Capter autre chose que l’air du temps confiné
Jalet avait refusé que sa création soit intégrée au programme Ballet de l’Opéra – Créer aujourd’hui, diffusé en direct sur Facebook, une première pour l’Opéra. “Pas envie que le public regarde cela sur un téléphone”, nous avoua alors le chorégraphe. On comprend pourquoi. Brise-Lames, cette fois-ci filmé par France Télévisions, bénéficie d’une captation en forme de recréation de la pièce. Des lumières au son – musique live de Koki Nakano –, des angles de vue au montage, tout ici fait sens.
Ce n’est pas pour rien que Jalet a récemment travaillé avec Paul Thomas Anderson et Thom Yorke sur Anima. Son regard sur le corps en mouvement s’est à l’évidence nourri de ces échanges. Brise-lames en témoigne. L’ouverture est magistrale, visages et bras comme pris dans un clair-obscur dévorant. Puis la vague prend forme, dans un ressac perpétuel.

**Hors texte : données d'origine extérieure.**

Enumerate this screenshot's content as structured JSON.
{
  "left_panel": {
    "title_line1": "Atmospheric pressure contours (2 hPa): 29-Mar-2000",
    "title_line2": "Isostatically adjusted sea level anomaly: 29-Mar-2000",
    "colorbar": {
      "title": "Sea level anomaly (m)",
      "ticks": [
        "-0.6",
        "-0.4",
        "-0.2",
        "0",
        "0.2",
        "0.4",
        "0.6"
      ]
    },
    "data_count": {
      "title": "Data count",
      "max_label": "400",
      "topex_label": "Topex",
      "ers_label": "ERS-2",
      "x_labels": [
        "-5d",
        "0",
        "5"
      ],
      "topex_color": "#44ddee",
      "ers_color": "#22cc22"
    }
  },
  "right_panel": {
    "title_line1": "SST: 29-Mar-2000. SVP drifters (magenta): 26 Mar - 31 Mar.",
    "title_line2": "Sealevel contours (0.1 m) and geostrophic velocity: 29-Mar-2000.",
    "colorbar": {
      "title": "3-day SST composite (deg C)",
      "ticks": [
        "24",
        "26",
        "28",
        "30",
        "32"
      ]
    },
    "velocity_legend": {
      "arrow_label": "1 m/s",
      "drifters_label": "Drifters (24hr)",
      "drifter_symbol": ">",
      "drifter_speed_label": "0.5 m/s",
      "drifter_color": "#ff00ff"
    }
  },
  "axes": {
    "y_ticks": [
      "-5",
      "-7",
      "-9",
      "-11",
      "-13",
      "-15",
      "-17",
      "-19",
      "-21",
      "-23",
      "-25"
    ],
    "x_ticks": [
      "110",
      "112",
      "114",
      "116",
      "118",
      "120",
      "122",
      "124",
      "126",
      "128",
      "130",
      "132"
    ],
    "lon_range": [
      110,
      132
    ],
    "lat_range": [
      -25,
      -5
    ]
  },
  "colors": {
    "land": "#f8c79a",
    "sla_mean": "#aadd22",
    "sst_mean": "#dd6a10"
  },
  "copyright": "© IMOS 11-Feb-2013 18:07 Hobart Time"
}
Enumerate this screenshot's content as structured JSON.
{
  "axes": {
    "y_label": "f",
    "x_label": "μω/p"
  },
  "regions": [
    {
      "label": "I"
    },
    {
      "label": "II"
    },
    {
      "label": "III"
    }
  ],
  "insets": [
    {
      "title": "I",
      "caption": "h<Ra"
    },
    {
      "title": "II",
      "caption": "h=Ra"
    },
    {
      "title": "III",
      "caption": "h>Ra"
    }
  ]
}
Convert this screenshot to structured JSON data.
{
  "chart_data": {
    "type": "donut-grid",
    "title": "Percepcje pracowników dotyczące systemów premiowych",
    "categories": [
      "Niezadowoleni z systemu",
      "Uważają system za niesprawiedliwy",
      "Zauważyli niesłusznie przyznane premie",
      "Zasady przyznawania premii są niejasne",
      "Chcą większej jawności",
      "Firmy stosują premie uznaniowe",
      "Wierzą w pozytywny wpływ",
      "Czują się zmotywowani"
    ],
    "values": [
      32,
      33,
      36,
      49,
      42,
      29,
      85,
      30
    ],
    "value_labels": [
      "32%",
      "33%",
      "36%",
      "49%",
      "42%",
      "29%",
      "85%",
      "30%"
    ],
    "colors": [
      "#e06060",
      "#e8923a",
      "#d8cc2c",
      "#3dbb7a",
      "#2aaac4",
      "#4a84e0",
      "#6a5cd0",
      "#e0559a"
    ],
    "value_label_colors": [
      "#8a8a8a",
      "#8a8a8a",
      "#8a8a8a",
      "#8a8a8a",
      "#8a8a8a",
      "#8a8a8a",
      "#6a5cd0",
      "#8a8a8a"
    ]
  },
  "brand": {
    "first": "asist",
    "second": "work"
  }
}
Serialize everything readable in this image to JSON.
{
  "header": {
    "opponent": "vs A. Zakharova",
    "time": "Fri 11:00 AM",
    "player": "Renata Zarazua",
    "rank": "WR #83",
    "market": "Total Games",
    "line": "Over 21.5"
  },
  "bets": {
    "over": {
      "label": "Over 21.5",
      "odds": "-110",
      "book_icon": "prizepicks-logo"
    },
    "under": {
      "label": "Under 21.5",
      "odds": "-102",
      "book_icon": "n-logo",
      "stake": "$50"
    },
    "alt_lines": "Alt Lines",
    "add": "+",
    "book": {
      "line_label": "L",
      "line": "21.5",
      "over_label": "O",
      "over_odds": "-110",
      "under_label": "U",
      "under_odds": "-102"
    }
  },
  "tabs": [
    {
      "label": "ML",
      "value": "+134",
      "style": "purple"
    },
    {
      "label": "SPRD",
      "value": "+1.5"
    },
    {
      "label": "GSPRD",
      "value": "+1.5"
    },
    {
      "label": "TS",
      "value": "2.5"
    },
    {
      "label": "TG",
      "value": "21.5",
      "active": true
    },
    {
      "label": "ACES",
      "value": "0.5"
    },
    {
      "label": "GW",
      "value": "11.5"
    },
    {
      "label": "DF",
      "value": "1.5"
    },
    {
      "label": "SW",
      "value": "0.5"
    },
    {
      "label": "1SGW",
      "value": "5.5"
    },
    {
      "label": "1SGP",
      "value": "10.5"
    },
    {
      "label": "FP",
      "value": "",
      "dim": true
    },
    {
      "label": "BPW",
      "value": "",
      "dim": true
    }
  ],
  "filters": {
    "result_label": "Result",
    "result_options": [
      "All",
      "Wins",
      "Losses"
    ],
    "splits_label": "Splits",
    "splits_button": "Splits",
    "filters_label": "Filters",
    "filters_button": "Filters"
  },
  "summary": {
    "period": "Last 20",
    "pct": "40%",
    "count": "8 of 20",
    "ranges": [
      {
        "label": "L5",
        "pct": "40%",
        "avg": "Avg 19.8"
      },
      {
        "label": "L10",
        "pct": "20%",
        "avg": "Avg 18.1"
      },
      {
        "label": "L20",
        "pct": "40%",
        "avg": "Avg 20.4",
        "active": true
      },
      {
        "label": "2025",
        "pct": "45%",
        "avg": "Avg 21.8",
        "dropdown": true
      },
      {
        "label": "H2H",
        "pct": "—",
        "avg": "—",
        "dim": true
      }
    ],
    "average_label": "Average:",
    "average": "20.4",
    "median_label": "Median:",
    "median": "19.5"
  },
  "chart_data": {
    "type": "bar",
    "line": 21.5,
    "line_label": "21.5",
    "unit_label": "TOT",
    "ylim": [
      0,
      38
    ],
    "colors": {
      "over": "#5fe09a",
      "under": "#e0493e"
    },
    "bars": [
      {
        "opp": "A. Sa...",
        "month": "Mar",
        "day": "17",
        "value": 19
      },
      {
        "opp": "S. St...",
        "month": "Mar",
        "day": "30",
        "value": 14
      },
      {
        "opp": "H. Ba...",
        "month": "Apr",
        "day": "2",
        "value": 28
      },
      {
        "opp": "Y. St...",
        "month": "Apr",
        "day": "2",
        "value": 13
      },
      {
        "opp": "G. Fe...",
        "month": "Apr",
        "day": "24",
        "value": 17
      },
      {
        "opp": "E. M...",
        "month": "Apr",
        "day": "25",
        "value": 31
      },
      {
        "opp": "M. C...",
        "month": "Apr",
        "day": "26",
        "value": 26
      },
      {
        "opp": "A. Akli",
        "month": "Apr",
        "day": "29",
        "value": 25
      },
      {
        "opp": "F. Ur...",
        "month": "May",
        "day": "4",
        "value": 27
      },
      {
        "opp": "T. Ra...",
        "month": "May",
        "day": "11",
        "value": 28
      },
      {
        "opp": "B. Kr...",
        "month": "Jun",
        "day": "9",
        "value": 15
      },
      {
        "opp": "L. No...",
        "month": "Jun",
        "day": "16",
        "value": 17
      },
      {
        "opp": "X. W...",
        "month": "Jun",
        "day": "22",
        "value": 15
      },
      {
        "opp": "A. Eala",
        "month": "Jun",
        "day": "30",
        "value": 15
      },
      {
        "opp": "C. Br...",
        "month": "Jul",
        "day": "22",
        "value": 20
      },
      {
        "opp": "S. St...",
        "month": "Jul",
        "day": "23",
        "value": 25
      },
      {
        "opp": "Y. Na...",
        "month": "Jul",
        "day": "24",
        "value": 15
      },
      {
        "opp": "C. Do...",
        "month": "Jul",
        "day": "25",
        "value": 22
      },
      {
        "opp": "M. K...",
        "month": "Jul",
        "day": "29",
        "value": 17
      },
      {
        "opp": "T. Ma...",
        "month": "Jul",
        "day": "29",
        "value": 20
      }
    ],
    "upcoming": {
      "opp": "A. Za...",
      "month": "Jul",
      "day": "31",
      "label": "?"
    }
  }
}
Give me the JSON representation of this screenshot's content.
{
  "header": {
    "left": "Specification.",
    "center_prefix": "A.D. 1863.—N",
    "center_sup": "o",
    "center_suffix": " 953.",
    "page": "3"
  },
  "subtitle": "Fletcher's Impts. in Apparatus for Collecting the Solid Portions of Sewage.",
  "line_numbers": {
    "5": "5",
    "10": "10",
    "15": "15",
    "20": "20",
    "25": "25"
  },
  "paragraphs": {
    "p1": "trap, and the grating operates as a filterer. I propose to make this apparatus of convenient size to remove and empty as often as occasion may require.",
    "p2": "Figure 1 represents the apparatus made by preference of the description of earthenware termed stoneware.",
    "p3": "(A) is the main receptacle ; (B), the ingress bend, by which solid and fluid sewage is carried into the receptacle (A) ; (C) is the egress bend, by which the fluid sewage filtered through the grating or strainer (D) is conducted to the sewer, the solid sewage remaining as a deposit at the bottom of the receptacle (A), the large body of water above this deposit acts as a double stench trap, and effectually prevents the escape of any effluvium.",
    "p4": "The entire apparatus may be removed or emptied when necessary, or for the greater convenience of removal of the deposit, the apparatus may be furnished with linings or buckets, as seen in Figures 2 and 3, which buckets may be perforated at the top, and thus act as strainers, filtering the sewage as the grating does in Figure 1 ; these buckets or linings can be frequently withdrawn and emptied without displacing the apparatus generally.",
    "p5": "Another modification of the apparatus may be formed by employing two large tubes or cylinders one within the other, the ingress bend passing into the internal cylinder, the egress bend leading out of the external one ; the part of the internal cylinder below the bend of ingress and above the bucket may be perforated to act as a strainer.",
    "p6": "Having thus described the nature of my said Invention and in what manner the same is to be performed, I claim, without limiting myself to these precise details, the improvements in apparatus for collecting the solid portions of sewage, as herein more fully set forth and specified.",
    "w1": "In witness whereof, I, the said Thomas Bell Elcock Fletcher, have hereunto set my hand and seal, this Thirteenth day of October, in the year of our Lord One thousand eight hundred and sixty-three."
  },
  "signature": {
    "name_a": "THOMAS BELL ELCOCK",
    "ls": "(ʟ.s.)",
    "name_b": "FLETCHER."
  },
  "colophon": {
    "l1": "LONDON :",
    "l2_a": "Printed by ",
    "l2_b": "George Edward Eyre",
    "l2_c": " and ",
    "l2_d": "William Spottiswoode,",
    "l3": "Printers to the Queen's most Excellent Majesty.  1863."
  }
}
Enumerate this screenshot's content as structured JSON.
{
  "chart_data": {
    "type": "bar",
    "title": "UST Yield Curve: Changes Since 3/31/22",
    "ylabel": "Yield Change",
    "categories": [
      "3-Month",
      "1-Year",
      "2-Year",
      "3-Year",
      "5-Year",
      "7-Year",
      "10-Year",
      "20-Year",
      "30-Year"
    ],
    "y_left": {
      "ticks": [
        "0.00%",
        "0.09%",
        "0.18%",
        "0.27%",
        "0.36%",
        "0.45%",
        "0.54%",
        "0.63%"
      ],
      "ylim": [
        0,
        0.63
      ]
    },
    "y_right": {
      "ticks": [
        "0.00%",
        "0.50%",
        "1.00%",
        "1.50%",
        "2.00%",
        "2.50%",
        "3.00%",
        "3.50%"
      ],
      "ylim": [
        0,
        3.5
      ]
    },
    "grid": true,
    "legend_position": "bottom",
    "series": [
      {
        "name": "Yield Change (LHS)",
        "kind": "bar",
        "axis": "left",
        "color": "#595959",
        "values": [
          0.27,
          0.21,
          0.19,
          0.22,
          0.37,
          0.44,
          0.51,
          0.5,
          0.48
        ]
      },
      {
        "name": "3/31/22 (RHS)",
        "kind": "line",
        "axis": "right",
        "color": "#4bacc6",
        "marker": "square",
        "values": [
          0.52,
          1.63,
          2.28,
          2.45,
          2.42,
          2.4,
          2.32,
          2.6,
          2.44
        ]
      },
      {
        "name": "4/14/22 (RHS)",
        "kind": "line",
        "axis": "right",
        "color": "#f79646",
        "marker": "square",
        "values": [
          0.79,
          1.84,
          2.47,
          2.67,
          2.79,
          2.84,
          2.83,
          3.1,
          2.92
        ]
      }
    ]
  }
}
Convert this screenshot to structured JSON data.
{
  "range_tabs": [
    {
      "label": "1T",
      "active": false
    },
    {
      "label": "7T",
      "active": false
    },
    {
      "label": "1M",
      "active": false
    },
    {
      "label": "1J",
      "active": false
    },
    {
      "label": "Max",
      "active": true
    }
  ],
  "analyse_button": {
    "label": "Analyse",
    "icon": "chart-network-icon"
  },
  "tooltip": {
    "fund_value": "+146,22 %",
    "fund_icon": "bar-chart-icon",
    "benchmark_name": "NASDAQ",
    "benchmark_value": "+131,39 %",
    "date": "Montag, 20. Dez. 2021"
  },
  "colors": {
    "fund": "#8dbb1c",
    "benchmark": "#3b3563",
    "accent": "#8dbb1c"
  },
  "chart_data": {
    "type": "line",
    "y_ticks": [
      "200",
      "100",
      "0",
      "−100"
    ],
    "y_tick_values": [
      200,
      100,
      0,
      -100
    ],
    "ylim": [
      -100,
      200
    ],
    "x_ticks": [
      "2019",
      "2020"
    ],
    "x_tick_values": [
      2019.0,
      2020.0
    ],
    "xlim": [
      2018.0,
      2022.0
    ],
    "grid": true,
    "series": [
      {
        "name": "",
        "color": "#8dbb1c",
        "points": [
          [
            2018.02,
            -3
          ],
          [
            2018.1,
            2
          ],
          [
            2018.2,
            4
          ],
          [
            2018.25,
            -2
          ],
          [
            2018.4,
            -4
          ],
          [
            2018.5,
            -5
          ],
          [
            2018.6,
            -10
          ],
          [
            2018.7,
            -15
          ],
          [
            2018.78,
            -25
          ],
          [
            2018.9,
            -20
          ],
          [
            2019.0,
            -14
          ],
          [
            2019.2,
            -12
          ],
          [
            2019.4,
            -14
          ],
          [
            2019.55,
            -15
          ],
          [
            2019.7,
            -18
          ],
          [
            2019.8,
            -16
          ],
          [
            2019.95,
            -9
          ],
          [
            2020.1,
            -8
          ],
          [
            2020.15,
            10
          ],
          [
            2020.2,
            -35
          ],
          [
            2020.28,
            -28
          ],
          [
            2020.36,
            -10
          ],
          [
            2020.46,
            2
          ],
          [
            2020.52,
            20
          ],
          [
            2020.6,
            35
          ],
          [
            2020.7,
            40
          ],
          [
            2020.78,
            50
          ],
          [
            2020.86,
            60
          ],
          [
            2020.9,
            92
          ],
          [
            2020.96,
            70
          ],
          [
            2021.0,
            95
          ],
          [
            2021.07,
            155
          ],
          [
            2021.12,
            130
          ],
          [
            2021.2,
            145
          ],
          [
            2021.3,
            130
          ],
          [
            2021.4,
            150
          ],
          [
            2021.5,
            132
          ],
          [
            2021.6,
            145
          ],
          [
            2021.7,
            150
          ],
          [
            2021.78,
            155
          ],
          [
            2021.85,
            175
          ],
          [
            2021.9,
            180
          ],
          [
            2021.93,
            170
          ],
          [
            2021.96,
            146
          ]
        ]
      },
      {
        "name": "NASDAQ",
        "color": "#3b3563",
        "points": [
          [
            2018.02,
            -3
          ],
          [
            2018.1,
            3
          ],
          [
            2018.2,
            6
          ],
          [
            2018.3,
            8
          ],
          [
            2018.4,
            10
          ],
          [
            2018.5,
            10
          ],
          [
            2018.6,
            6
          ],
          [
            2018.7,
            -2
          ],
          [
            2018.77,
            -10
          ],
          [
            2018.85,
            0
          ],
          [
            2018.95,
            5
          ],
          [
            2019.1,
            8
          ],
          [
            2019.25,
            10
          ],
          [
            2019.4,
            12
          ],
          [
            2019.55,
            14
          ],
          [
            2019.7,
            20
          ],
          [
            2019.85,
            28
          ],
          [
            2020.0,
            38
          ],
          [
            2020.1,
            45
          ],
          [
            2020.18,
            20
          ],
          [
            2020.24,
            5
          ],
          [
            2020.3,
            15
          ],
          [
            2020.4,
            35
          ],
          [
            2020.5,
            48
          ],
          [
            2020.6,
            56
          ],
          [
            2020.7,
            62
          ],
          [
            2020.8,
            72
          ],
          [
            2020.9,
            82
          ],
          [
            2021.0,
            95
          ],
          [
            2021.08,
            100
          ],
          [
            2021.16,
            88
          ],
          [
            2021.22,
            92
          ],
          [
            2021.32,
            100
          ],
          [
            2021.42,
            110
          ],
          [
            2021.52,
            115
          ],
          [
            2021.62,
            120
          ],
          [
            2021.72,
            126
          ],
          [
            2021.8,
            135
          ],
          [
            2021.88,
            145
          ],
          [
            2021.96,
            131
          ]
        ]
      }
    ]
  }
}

https://www.youtube.com/watch?v=jFpww9rkCoo
En création dans la vénérable maison parisienne, Damien Jalet a capté autre chose que l’air du temps confiné. A ses yeux, l’institution devenait comme “perméable” au monde entre grèves – et court spectacle sur le parvis de Garnier ! – et montée en puissance des réseaux sociaux. Brise-Lames n’est pas un spectacle narratif à proprement parler. Même si la dernière image est propre à interprétations multiples avec cette masse de danseur·euses à la dérive.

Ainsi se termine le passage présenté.